Year of Release: 1979
Andrei Tarkovsky
Arkadiy Strugatskiy, Boris Strugatskiy
Director of Photography: 
Aleksandr Knyazhinskiy
Aleksandr Kaydanovskiy, Anatoliy Solonitsyn, Nikolay Grinko

Synopsis: Three men crippled by industrial misery embark on a dangerous mission across borders, seeking out an uninhabited space known as ‘The Zone’ which holds the key to both existential fulfilment and irreversible horror.

Stalker Review:

An artistic symphony proposed in film form but intellectually superior to cinema as we’ve come to know it, “Stalker” sits entirely removed from the baseness of genre theory as Andrei Tarkovsky’s affinity for laboured philosophy and existentialism births a work of ethereal beauty that’s reliant entirely on the doctrine of auteurism. Creatively strenuous and written to enlighten and affect, “Stalker” is a glimpse into cinema’s Sistine Chapel yet its imagery embraces realism with industrial chaos, waterlogged landscapes, and sharp dereliction rejecting the dazzle of token science fiction.

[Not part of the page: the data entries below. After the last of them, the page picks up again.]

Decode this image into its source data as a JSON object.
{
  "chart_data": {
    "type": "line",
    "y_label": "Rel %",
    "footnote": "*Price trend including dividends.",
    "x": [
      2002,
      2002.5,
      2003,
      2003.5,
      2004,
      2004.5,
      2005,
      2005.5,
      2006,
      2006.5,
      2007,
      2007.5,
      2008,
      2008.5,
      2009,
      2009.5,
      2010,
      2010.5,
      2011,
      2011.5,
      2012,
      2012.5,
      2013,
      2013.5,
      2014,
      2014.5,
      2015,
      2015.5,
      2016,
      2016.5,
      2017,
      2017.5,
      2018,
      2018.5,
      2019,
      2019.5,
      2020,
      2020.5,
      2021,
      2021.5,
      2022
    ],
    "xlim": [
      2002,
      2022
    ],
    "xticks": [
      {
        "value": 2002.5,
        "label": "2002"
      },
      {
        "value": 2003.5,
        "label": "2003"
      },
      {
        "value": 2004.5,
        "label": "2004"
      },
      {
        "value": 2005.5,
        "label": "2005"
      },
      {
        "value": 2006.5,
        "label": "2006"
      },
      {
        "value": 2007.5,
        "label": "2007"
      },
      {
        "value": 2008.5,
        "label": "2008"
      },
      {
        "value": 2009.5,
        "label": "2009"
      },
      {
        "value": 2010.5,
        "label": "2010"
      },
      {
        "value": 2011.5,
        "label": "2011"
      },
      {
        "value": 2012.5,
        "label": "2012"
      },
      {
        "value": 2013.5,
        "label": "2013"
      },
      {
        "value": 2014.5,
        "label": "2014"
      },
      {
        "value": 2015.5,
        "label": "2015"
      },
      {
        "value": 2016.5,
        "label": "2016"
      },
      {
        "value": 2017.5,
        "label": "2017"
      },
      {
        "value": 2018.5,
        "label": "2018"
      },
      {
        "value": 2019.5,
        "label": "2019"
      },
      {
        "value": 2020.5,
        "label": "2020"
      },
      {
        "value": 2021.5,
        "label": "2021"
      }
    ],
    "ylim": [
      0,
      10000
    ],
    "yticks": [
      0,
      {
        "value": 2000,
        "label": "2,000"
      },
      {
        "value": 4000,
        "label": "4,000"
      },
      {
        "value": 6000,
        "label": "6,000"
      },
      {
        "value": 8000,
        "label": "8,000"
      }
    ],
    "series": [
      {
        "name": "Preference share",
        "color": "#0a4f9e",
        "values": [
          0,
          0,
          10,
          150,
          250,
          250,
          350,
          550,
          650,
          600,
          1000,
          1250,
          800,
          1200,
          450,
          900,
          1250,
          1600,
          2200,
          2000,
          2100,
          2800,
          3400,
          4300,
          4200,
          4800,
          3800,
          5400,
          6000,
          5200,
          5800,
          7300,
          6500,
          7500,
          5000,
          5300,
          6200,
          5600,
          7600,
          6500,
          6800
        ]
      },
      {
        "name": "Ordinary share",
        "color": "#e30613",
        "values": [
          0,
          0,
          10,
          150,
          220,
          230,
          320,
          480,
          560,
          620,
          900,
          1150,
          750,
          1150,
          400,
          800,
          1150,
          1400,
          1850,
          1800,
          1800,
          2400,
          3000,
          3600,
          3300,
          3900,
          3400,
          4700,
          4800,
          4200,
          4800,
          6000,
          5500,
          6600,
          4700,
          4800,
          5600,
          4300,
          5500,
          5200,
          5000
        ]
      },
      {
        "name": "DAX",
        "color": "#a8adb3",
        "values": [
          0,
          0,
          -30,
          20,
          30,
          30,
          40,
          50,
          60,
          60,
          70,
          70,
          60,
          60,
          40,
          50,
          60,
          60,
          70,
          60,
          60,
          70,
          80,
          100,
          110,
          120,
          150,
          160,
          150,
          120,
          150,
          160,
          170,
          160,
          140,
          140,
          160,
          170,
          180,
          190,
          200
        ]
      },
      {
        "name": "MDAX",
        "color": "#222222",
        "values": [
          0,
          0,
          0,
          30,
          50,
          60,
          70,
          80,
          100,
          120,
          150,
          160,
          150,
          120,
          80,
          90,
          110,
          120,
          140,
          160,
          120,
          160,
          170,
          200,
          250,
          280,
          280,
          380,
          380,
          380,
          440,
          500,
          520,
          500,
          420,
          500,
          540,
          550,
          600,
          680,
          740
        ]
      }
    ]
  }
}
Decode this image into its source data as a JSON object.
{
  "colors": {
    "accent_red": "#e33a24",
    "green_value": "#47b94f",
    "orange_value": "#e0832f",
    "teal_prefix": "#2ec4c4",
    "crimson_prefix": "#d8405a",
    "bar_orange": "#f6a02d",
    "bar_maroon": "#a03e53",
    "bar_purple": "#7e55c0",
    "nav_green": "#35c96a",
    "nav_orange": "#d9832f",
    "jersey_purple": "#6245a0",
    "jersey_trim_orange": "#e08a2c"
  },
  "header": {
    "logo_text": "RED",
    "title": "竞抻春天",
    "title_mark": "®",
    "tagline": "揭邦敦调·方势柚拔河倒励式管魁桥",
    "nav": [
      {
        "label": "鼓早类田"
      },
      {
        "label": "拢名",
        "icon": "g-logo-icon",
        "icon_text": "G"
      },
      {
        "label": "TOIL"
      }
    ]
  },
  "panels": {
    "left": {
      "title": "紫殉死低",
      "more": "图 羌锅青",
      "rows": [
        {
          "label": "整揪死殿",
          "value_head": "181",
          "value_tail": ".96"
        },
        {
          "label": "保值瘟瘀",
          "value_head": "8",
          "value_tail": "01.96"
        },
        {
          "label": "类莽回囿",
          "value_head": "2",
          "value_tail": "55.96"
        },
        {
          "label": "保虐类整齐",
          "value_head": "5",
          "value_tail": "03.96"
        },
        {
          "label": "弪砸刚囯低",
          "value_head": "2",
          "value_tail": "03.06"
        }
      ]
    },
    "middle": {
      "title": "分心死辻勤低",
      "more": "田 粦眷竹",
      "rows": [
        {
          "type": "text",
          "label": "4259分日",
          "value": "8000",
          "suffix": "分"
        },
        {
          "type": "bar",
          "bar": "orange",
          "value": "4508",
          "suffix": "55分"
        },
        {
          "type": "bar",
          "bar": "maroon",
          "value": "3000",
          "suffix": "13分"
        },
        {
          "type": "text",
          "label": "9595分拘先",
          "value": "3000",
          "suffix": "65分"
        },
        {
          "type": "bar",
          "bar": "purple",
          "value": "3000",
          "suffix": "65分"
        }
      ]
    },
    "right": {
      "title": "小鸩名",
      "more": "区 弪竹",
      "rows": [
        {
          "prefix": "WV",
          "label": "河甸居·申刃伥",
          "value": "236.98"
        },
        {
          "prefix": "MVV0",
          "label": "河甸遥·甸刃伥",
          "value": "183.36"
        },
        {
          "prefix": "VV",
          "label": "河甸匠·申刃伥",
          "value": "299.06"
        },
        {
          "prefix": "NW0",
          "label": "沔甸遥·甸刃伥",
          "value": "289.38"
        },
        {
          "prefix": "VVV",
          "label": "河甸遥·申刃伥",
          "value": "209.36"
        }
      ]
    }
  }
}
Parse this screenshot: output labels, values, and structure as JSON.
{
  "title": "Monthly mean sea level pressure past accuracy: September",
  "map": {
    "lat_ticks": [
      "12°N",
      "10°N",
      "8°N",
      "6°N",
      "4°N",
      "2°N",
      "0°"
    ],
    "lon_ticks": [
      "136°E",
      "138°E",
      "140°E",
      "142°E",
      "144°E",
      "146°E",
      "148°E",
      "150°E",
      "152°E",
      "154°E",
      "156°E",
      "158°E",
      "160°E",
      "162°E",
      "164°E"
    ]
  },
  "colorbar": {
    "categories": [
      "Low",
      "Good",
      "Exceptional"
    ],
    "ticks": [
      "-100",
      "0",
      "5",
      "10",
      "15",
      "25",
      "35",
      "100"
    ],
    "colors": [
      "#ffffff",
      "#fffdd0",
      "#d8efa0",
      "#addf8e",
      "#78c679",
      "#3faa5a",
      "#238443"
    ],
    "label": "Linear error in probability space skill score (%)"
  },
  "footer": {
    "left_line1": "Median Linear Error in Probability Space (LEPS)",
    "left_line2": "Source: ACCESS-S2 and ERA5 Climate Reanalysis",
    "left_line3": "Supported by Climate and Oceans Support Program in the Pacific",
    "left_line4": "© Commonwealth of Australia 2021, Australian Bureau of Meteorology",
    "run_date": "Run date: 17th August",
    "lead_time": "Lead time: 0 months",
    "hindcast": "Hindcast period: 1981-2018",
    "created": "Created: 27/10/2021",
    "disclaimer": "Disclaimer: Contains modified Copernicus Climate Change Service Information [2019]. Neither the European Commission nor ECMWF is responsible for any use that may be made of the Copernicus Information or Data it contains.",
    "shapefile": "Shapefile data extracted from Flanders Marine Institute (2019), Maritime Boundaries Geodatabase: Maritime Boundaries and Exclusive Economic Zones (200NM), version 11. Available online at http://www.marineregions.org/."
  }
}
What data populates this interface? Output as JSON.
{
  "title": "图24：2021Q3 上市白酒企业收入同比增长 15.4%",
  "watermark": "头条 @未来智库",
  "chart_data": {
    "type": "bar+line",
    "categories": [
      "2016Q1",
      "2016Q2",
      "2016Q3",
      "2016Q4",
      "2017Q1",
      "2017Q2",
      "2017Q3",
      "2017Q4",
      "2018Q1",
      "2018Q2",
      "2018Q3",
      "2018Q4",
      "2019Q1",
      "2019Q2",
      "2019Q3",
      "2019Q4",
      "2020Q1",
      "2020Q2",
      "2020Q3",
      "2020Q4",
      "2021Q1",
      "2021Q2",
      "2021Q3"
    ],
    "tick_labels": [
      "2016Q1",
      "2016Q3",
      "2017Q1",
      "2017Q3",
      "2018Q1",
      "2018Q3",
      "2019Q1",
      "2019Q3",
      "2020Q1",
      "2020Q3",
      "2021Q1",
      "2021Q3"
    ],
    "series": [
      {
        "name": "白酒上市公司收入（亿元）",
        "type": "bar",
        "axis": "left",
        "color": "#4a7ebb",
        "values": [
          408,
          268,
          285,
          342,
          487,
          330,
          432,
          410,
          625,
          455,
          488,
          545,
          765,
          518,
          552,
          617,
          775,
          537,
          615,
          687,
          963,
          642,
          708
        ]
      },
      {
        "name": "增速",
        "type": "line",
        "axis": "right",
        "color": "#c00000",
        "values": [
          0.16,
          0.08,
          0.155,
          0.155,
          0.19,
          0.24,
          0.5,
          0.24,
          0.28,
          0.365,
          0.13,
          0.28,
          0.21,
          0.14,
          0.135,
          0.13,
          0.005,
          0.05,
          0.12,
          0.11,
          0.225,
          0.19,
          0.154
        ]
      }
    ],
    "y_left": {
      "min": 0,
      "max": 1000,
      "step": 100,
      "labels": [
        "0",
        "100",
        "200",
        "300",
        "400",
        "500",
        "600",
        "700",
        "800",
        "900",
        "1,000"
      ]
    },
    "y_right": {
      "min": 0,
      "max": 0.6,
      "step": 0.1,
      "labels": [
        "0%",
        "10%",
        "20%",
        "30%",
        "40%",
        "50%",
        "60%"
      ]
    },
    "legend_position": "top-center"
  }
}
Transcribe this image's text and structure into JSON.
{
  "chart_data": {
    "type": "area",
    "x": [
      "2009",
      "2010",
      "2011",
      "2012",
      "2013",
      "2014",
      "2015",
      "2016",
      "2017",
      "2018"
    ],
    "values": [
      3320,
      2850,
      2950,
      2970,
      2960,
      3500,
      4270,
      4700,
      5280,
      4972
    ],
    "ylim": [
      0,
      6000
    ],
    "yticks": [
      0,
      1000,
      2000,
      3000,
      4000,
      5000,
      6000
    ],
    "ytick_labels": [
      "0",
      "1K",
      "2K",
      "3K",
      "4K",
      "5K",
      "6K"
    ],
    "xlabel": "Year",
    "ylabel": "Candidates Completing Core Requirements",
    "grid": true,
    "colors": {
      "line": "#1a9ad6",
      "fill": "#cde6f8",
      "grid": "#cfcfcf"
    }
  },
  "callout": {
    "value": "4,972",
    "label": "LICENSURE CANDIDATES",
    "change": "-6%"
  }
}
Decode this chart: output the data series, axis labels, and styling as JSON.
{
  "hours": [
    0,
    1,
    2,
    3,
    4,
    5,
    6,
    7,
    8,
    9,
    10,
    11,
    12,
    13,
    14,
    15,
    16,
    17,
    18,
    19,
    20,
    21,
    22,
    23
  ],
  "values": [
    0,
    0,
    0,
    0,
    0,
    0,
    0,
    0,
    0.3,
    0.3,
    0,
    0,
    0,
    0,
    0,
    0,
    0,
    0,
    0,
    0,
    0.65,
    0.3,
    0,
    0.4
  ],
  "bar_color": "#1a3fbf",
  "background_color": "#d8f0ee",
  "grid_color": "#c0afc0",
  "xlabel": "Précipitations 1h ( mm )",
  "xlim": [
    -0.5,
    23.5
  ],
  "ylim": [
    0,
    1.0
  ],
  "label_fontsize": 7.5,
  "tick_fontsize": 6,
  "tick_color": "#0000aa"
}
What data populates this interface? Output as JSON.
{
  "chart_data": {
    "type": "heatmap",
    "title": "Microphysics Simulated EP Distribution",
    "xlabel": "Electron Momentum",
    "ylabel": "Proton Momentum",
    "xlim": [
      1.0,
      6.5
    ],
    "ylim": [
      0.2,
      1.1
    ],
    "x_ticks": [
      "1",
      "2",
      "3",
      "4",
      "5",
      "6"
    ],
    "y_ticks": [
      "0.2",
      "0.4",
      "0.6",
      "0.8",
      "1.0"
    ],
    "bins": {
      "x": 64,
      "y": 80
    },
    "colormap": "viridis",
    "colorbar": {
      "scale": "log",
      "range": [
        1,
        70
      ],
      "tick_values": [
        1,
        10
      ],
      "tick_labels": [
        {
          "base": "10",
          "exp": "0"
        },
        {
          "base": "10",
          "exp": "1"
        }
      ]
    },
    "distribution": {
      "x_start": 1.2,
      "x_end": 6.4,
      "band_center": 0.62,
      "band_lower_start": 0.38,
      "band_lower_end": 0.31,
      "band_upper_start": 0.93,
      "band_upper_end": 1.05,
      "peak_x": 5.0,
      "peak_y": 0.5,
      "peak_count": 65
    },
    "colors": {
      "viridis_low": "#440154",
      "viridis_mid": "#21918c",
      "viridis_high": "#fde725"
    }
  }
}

Eliminating all sign of an alien footprint, Tarkovsky mystifies the real world, forcing viewers to look inwards at their relationship with religion and morality while choosing to simply reinterpret the thirst for multidimensional enlightenment. Where “Stalker” overtly refuses to employ celestial archetypes, its message is translated into images previously thought impossible for a film of its kind and Tarkovsky takes controlled breaths as he grows weary in the heart of the countryside. Traversing an unmappable landscape and cursed by confusion and uncertainly, the film sees Tarkovsky at his most exceptional, mastering his craft in slow beats while he crosses impossible boundaries.

Bouncing between a trio of protagonists, two of whom suffer from a violent kind of nihilism which their greying guide can only attempt to quash by conveying the magnitude of their ignorance, “Stalker” sees a sepia dystopia morph into an expansive ruin where the men vainly search for answers while processing layer upon layer of perspective-altering conversation. Like an abstract reimagining of fate-bending classic “The Wizard of Oz”, “Stalker” has its own ideas about magic lamps and self-fulfilling prophecy and it articulates these worries through mediation and metaphor while extracting reams of stark imagery from its tormented subconscious. Quiet in nature yet vehemently apprehensive and plagued by self-doubt, “Stalker” is perfection at its most vulnerable, challenging the chaos of the psyche through questions rather than answers.